Fabio’s old course is still useful today in order to achieve the goal of bringing something demoscenic onto the screen reasonably quickly. Copper effects, bitplanes, displaying IFFs, modulo effects – all this is timeless. Didactic masterpieces should not be expected, given the fact that it was 16-20 year olds who wrote the course. The LaTeX version ought to stay that way, too, „since we did want to preserve the original spirit of documentation written by teenagers.“ Technically, the course could also do with an update, as Thrashm One and the old Kevcon are certainly no longer at the cutting edge. Nevertheless, it remains a clear recommendation for all beginners.
How to continue?
After Scicco had knitted together his first mini-demo based on the course, he had to find more material from other sources. For Chunky to Planar (C2P), he was apprenticed to Yormas/Nature and picked up topics like matrix rotation and vector calculus from a textbook on mathematics. Even PC assembly code from the Internet at the time helped him, for example to learn 3D routines for texture mapping. Did that ever get really tough? „It’s all difficult, somehow, but the things I’ve done in the last few years have been really tricky, the really rad effects, of which you initially think: that’s not actually possible.“ Everything else, Scicco says, has only ever been new territory. So you just have to stick with it, then it will work, somehow.
But how should one motivate oneself? Bifat/TEK clearly recommends: „Visual programming“ to me. Don’t spend too much time on theory, but put something on the screen right away to see that you have achieved something.
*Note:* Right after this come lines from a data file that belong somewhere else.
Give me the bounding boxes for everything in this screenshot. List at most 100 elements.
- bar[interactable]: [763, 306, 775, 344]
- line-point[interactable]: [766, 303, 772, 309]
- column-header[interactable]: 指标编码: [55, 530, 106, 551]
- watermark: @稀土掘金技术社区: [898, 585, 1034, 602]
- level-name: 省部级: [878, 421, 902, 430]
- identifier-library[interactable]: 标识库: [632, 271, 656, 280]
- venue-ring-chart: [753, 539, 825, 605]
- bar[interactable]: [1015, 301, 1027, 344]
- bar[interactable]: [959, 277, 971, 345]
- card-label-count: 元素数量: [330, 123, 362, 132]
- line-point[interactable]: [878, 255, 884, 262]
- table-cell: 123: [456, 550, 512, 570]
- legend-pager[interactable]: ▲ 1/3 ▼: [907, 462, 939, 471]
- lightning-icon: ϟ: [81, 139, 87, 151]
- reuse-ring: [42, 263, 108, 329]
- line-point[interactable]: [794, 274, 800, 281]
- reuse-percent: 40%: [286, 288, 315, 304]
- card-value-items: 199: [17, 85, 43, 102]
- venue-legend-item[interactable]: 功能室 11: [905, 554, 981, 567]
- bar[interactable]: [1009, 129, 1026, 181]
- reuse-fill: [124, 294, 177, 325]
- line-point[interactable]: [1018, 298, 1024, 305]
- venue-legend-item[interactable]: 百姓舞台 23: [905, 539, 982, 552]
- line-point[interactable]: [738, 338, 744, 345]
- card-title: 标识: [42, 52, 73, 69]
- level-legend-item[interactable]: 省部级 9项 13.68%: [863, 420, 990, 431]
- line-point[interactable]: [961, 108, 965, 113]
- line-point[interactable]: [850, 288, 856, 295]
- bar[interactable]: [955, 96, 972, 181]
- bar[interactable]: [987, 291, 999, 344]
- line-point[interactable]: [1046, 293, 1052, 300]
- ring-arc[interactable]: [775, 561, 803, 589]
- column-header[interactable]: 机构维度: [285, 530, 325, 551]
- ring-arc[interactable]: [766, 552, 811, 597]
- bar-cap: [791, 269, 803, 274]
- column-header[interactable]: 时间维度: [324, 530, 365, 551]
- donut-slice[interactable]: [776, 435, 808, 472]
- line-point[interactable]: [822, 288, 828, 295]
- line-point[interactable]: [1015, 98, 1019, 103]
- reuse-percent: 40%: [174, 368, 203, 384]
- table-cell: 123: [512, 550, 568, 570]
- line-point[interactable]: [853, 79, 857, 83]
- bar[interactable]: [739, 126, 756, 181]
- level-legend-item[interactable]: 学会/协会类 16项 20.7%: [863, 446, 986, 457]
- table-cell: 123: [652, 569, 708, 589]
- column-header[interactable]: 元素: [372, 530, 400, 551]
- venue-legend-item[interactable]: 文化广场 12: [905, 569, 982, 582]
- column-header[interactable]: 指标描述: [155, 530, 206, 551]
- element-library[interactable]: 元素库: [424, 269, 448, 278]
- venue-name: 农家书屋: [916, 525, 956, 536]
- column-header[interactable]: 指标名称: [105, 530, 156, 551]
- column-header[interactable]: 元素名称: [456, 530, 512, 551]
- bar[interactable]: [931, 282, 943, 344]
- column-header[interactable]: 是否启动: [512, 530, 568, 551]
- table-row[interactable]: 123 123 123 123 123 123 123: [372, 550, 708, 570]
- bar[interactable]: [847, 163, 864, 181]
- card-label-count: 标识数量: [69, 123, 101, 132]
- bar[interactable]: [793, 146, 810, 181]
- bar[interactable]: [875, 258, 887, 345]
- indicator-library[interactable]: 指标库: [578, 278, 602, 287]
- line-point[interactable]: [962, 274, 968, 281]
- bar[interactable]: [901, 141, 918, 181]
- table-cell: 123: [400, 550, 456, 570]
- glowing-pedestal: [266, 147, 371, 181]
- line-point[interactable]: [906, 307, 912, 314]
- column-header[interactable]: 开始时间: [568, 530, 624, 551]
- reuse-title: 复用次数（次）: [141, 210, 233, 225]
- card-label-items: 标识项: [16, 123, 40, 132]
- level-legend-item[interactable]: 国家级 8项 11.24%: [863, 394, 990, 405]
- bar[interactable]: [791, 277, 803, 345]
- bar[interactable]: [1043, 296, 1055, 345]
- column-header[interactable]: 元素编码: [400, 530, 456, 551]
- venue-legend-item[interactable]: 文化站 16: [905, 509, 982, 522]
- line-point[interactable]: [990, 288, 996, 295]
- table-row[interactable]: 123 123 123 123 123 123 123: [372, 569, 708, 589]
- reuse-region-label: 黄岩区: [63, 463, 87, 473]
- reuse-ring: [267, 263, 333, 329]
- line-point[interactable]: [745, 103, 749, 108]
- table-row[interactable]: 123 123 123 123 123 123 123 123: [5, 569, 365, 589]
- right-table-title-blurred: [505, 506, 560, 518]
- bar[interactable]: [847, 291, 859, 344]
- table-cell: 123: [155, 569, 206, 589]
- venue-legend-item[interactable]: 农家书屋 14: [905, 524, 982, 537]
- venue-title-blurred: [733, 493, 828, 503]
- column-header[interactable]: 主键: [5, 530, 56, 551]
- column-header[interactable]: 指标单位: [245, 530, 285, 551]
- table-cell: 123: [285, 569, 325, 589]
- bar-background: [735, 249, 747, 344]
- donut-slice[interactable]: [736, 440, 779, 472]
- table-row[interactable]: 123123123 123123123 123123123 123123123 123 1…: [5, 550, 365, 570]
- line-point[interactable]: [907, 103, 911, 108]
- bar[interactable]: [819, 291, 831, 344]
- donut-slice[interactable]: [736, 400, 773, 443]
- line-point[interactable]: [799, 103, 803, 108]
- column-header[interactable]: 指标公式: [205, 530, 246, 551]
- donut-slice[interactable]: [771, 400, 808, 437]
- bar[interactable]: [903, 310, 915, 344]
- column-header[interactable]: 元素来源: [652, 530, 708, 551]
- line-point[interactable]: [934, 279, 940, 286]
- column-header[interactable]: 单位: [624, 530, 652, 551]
The rest comes by itself. That speaks in favour of the Corso di Assembler, I guess.
If you can’t get any further on your own, the old tactic of learning the same content from different sources is recommended, e.g. searching for old books or magazines. German-speaking Amigans can download Peter Wollschlaeger’s Amiga Assembler book as a PDF. Also of interest is „The final Assembler Book“ („Das endliche Assemblerbuch„) by Christian Ullenboom, a now successful Java book author who could not find a publisher for his 68k course back in 1993. As for English, the extensive tutorials by Photon/Scoopex, which he has published on YouTube, are particularly worth mentioning. Like the Italian course, his 43-part „Amiga Hardware Programming“ series is oriented towards beginners in scene coding.
On top of that, innumerable websites, Facebook groups and other sources from which to get code and advice are available. Who would have thought in the mid-90s that the Amiga scene would still be so active in 2020? Thanks to emulators and crossassemblers like vasm, as well as the plug-in capability of modern IDEs, it should also become increasingly simple for younger programmers (or at least such programmers who have previously only worked on the PC) to find their way around the Amiga universe. The Amiga scene is looking forward to seeing you!